What is Needed to Run Kubernetes in Production?
We refer to a Kubernetes environment as “production-ready” when it has everything needed to serve traffic to real end users.
There are many requirements to make Kubernetes production-ready. In addition to the built-in disaster recovery capabilities, it must be secure, scalable, highly available and reliable, and must provide logging and monitoring capabilities that meet organizational requirements. In an enterprise environment, Kubernetes must also support the demands of governance and compliance standards.
In this article, you will learn:
Kubernetes in Production Stats
According to the 2020 CNCF Survey, 92% of organizations surveyed now use containers in production, and 83% use Kubernetes in product (up from 84% and 78% respectively just a year ago).
17% of organizations reported they operate over 5,000 machines (including bare metal, VMs and cloud instances), and 23% reported they have over 5,000 containers, indicating that a large part of the market is dominated by enterprise deployments. 12% of organizations have over 50 Kubernetes clusters in production.
The biggest challenges reported by organizations in the CNCF survey are complexity (41%) and adapting culture to cloud native technology (41%). The next biggest challenge is security, experienced by 32% of organizations.
Considerations for Running Kubernetes in Production
Barebone Kubernetes is not sufficient for real production applications. Below we describe key services required to make Kubernetes suitable for production environments.

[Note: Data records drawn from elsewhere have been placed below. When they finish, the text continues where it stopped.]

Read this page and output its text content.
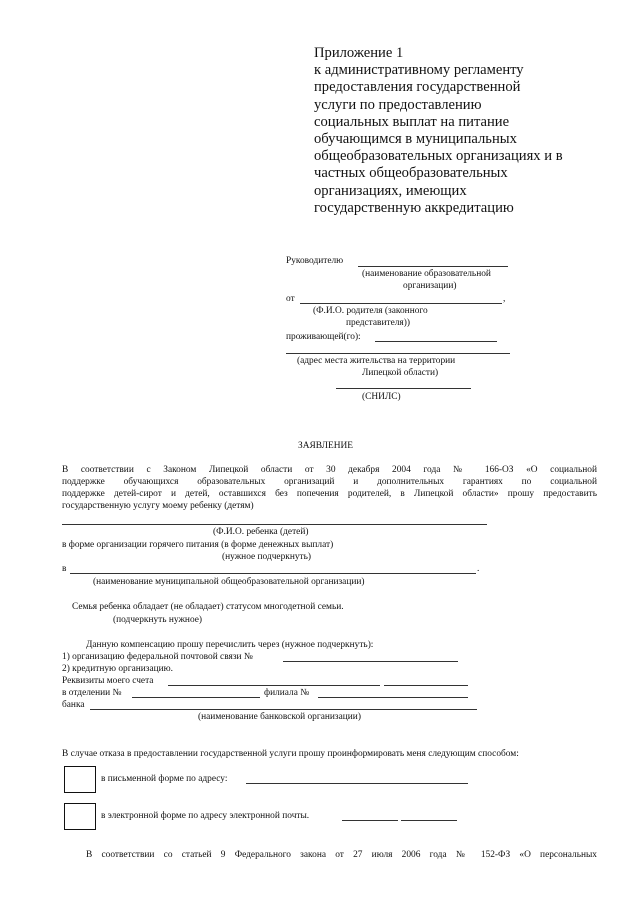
Приложение 1
к административному регламенту
предоставления государственной
услуги по предоставлению
социальных выплат на питание
обучающимся в муниципальных
общеобразовательных организациях и в
частных общеобразовательных
организациях, имеющих
государственную аккредитацию
Руководителю
(наименование образовательной
организации)
от	,
(Ф.И.О. родителя (законного
представителя))
проживающей(го):
(адрес места жительства на территории
Липецкой области)
(СНИЛС)
ЗАЯВЛЕНИЕ
В соответствии с Законом Липецкой области от 30 декабря 2004 года № 166-ОЗ «О социальной
поддержке обучающихся образовательных организаций и дополнительных гарантиях по социальной
поддержке детей-сирот и детей, оставшихся без попечения родителей, в Липецкой области» прошу предоставить
государственную услугу моему ребенку (детям)
(Ф.И.О. ребенка (детей)
в форме организации горячего питания (в форме денежных выплат)
(нужное подчеркнуть)
в	.
(наименование муниципальной общеобразовательной организации)
Семья ребенка обладает (не обладает) статусом многодетной семьи.
(подчеркнуть нужное)
Данную компенсацию прошу перечислить через (нужное подчеркнуть):
1) организацию федеральной почтовой связи №
2) кредитную организацию.
Реквизиты моего счета
в отделении №	филиала №
банка
(наименование банковской организации)
В случае отказа в предоставлении государственной услуги прошу проинформировать меня следующим способом:
в письменной форме по адресу:
в электронной форме по адресу электронной почты.
В соответствии со статьей 9 Федерального закона от 27 июля 2006 года № 152-ФЗ «О персональных
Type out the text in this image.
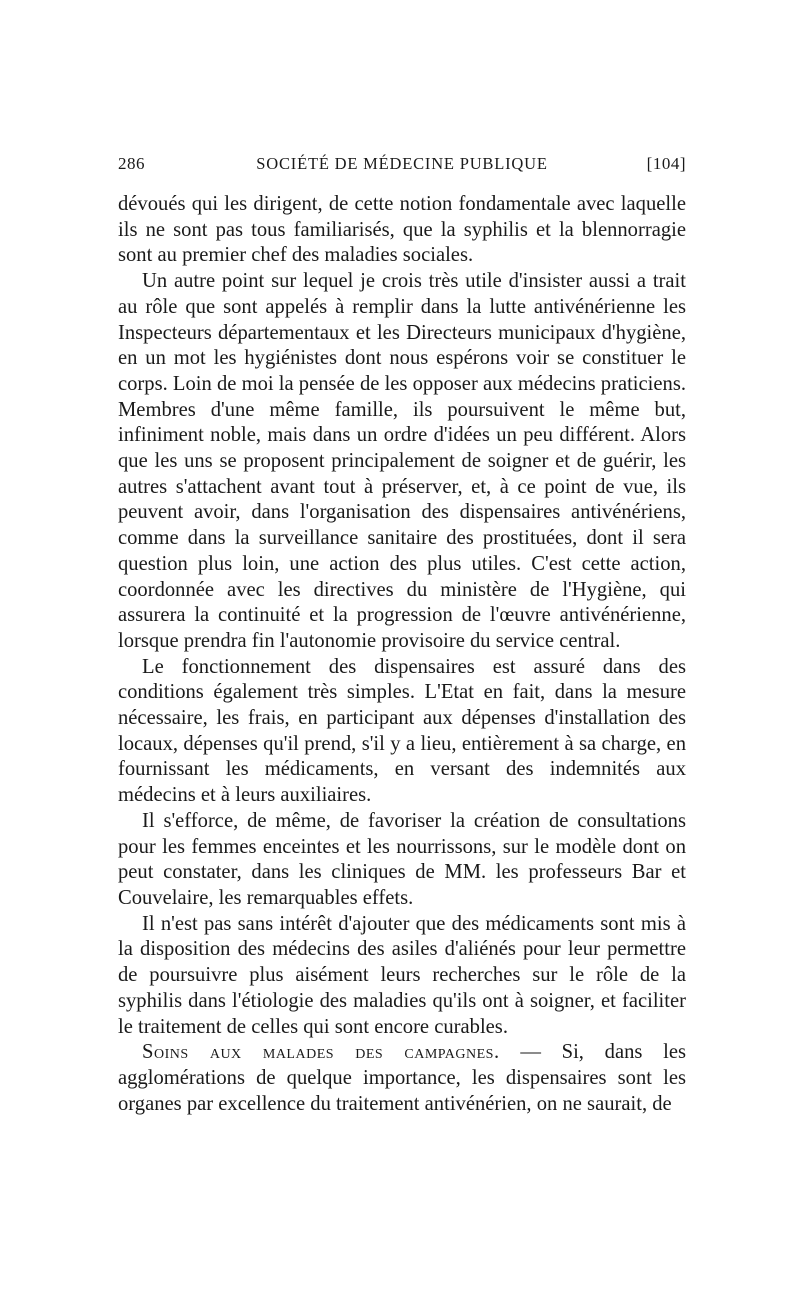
286	SOCIÉTÉ DE MÉDECINE PUBLIQUE	[104]

dévoués qui les dirigent, de cette notion fondamentale avec laquelle ils ne sont pas tous familiarisés, que la syphilis et la blennorragie sont au premier chef des maladies sociales.

Un autre point sur lequel je crois très utile d'insister aussi a trait au rôle que sont appelés à remplir dans la lutte antivénérienne les Inspecteurs départementaux et les Directeurs municipaux d'hygiène, en un mot les hygiénistes dont nous espérons voir se constituer le corps. Loin de moi la pensée de les opposer aux médecins praticiens. Membres d'une même famille, ils poursuivent le même but, infiniment noble, mais dans un ordre d'idées un peu différent. Alors que les uns se proposent principalement de soigner et de guérir, les autres s'attachent avant tout à préserver, et, à ce point de vue, ils peuvent avoir, dans l'organisation des dispensaires antivénériens, comme dans la surveillance sanitaire des prostituées, dont il sera question plus loin, une action des plus utiles. C'est cette action, coordonnée avec les directives du ministère de l'Hygiène, qui assurera la continuité et la progression de l'œuvre antivénérienne, lorsque prendra fin l'autonomie provisoire du service central.

Le fonctionnement des dispensaires est assuré dans des conditions également très simples. L'Etat en fait, dans la mesure nécessaire, les frais, en participant aux dépenses d'installation des locaux, dépenses qu'il prend, s'il y a lieu, entièrement à sa charge, en fournissant les médicaments, en versant des indemnités aux médecins et à leurs auxiliaires.

Il s'efforce, de même, de favoriser la création de consultations pour les femmes enceintes et les nourrissons, sur le modèle dont on peut constater, dans les cliniques de MM. les professeurs Bar et Couvelaire, les remarquables effets.

Il n'est pas sans intérêt d'ajouter que des médicaments sont mis à la disposition des médecins des asiles d'aliénés pour leur permettre de poursuivre plus aisément leurs recherches sur le rôle de la syphilis dans l'étiologie des maladies qu'ils ont à soigner, et faciliter le traitement de celles qui sont encore curables.

Soins aux malades des campagnes. — Si, dans les agglomérations de quelque importance, les dispensaires sont les organes par excellence du traitement antivénérien, on ne saurait, de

Cluster Monitoring and Logging
When running in production, Kubernetes can typically scale to hundreds of pods. Without effective monitoring and recording, downtime can cause serious, irreversible errors that can affect customer and business satisfaction.
Monitoring enables visibility and detailed metrics for your Kubernetes infrastructure. It can provide metrics on the use and performance of private cloud or public cloud provider resources, from individual containers or VMs to servers, networking performance, and storage usage.
Centralized log management is an important feature, which you can implement using proprietary or open source tools such as the EFK stack—Fluentd, FluentBit, Elasticsearch and Kibana.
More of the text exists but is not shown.